University of Virginia Class Weighs the Value of Virtue

July 30, 2010 — Sam Nicholson wants his students to consider the Good Life, the Moral Life, what they mean and how to get there.

Nicholson, a doctoral student in philosophy at the University of Virginia's Graduate School of Arts & Sciences, teaches the summer session philosophy course “Why Be Moral?” to get his students to think deeper into their lives and their behavior.

What constitutes the Good Life depends on one’s philosophical viewpoint, Nicholson noted. An Epicurean would say having more pleasure than pain would be a good life, while an Aristotelian would say a good life would be one of virtue, seeking to perfect human nature.

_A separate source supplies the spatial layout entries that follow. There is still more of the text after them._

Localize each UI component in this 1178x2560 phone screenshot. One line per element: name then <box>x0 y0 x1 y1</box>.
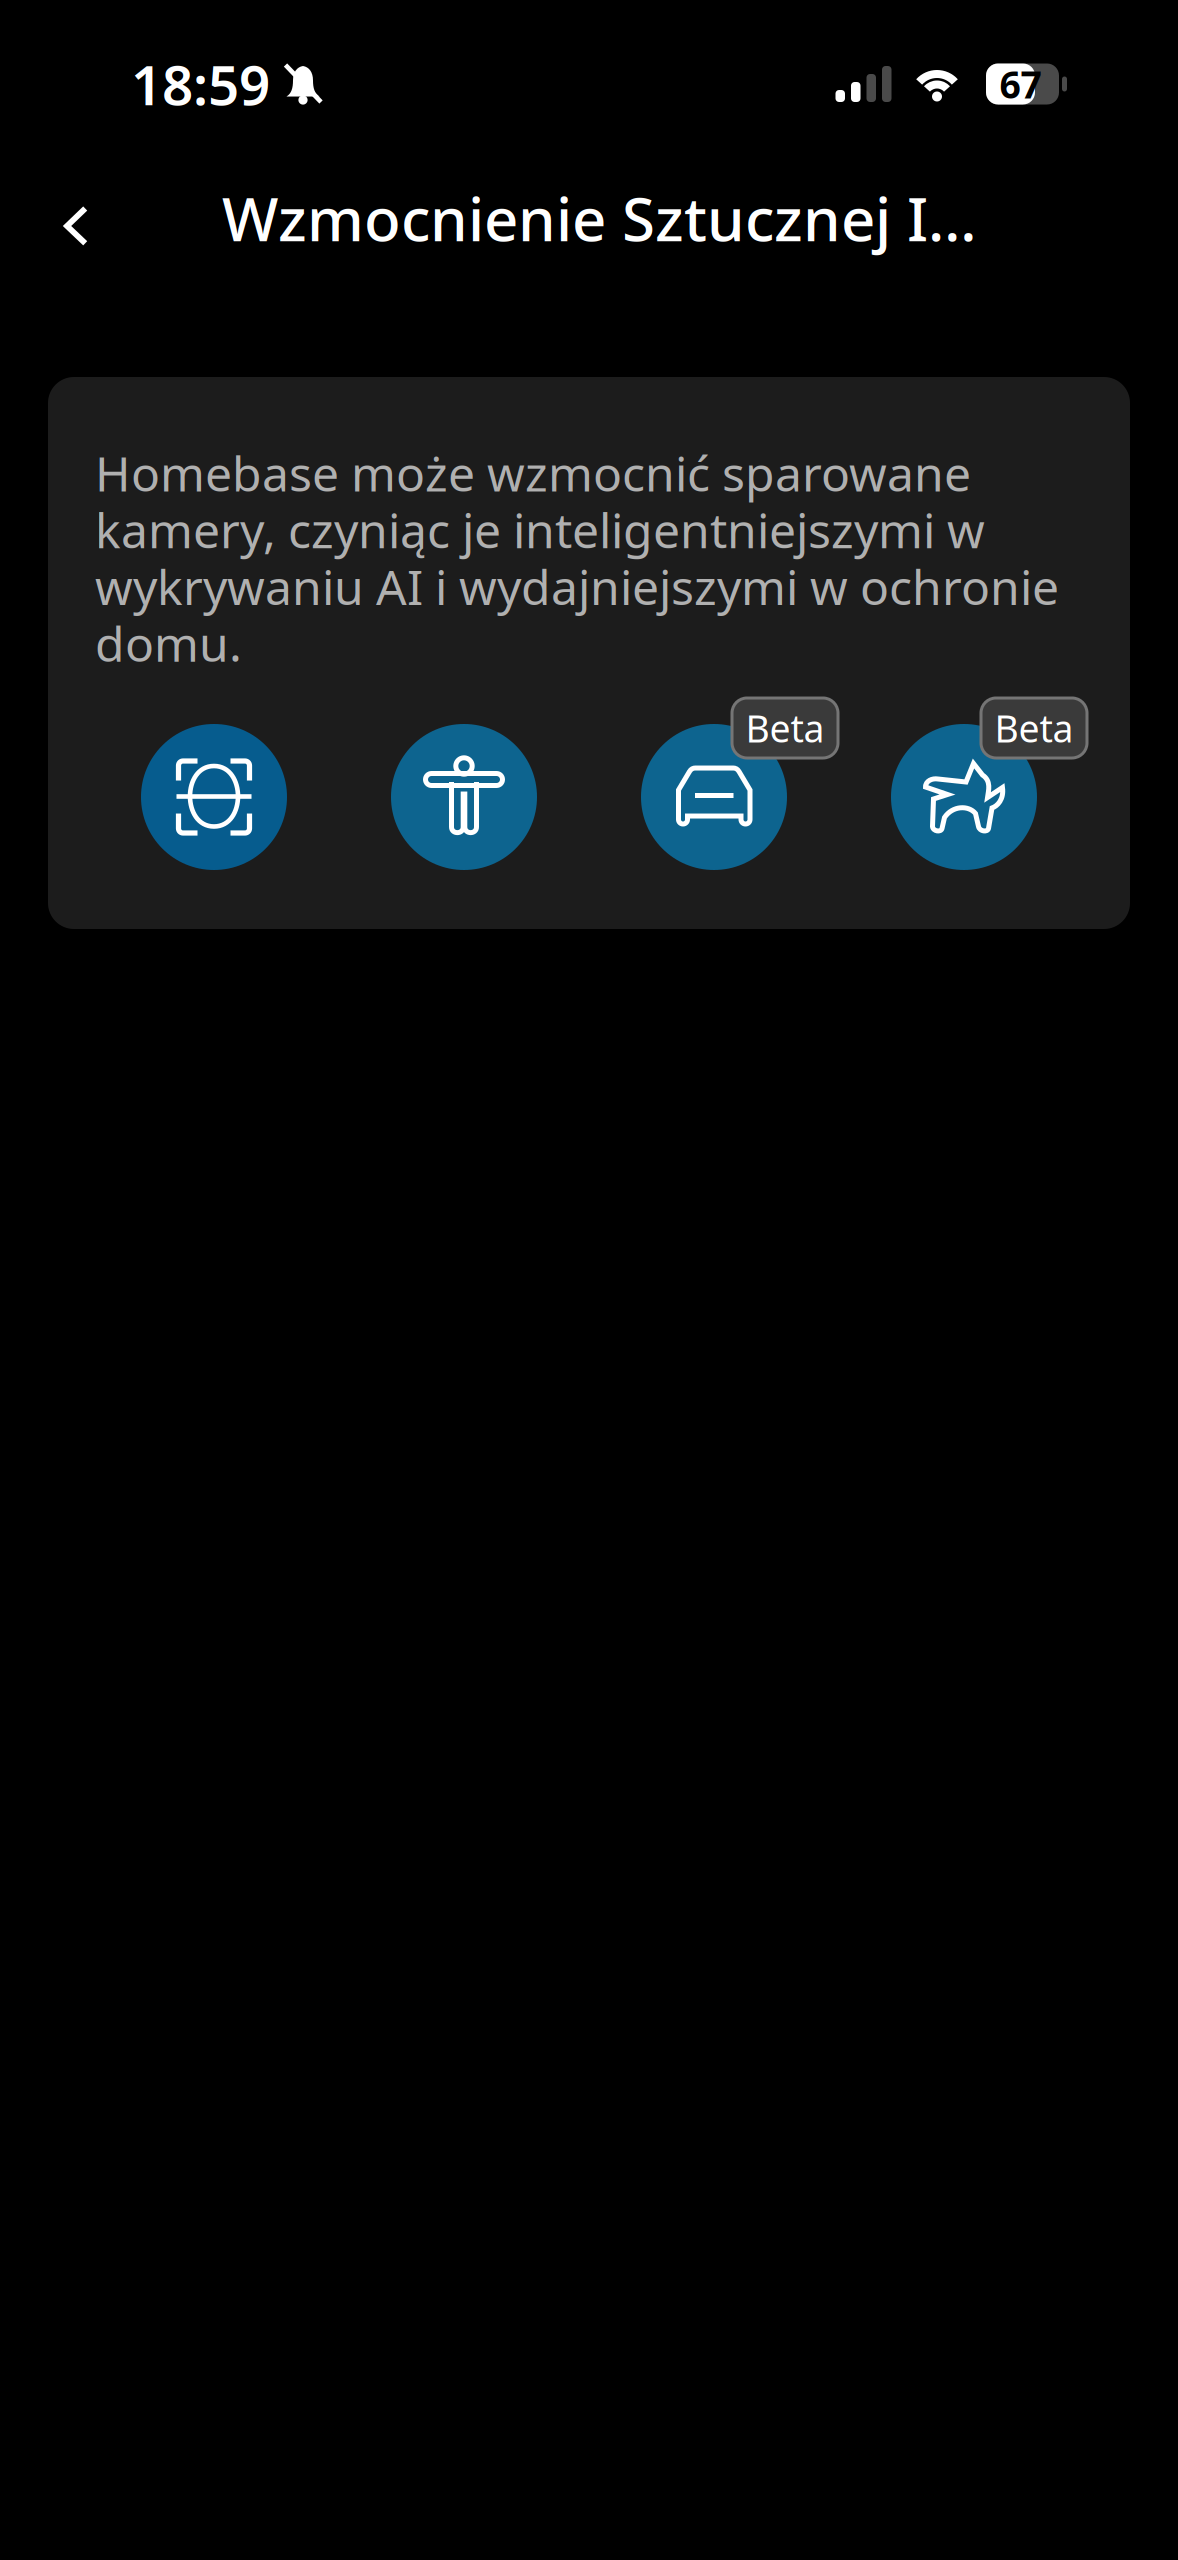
staticText: Homebase może wzmocnić sparowane kamery,… <box>95 441 1059 675</box>
button[interactable] <box>141 724 287 870</box>
button[interactable]: Back <box>21 175 131 261</box>
button[interactable] <box>891 724 1037 870</box>
staticText: 67 <box>1000 59 1042 109</box>
staticText: 18:59 <box>131 48 270 120</box>
staticText: Wzmocnienie Sztucznej I… <box>222 178 977 258</box>
button[interactable] <box>391 724 537 870</box>
staticText: Beta <box>746 703 824 753</box>
button[interactable] <box>641 724 787 870</box>
staticText: Beta <box>994 703 1074 753</box>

Nicholson’s students read Aristotle and Epicurus and compare their work to more modern philosophers such as Immanuel Kant, John Stuart Mill and Friedrich Nietzsche. He also assigns Fyodor Dostoevsky’s “Notes from the Underground,” a short novel that shows man’s self-destructive behavior.

“It is a portrayal of someone who knows they are acting contrary to reason, but they see a certain dignity in acting this way,” Nicholson said. “I want the students to see how these questions matter. I want them to understand different assumptions.”

Examining the underlying assumptions is necessary to understanding.

“When people have disagreements about morals, it is often driven by disagreements about something else, such as human nature, the nature of happiness or of freedom,” he said. “People can have strongly held positions, but they don’t think about how they all hang together.”

The course is for nonphilosophy majors and Nicholson needs to be able to explain the concept and texts to people who do not have a common language in the topic.

“You have to find a point of entry to the text, so the students will understand it,” he said,  “You need to be able to explain it in plain language, in terms of their own experiences and with concepts with which they are already familiar.”

This summer, the course has attracted many incoming first-year students and others who are filling in electives. He said many of the students are being exposed to these ideas and questions for the first time and, while different students respond differently to them, he said many students have approached him after class and asked for additional readings to help sort out the ideas. These, he said, are the moments that are the most gratifying to him as a teacher.

“I enjoy teaching more than any other part of the job,” he said.

Martha Martell, 20, of Lexington, a rising third-year anthropology student, enjoys the class discussions.

“I’ve always been interested in philosophy and how to view the world,” she said.

Martell and Michael Jones, 21, of Staunton, a rising fourth-year history major, both enjoy seeing how philosophers frame their discussions.

“It is interesting to read the philosophers and see how they structure their arguments,” Jones said. “That will help me in my own writing. There are a lot of different perspectives to history.”

Both Jones and Martell said they are turning the philosophical arguments over in their heads to see how they affect their own views.

“I can use some of my ideas of viewing the world to explain their thoughts,” Martell said of the philosophers.

Nicholson, who received an undergraduate degree in philosophy and the classics from Hillsdale College in Michigan, was unsure in what he wanted to major when he started school. He gravitated toward Greek and Latin, thinking he wanted to major in classics, but once he discovered philosophy, he had found his niche.

“I got hooked,” he said. “And this is something that once you get interested, you get sucked in.”

Nicholson received a graduate degree in philosophy from Western Michigan University in Kalamazoo, and has completed his Ph.D. work at U.Va. with the exception of defending his dissertation.

For himself, Nicholson is attracted to Aristotle’s view that ethics must begin with a consideration of the human good and under what conditions humans flourish.

“The task of being moral, ideally, shouldn’t be odious or burdensome, but should enable people to be happy and to flourish,” he said. “People should be virtuous and enjoy being virtuous, but that is very difficult.

“People are generally bad at doing things that contribute to their happiness,” he said “Being aware of this does not make them immune from self-deception and bad decision making.”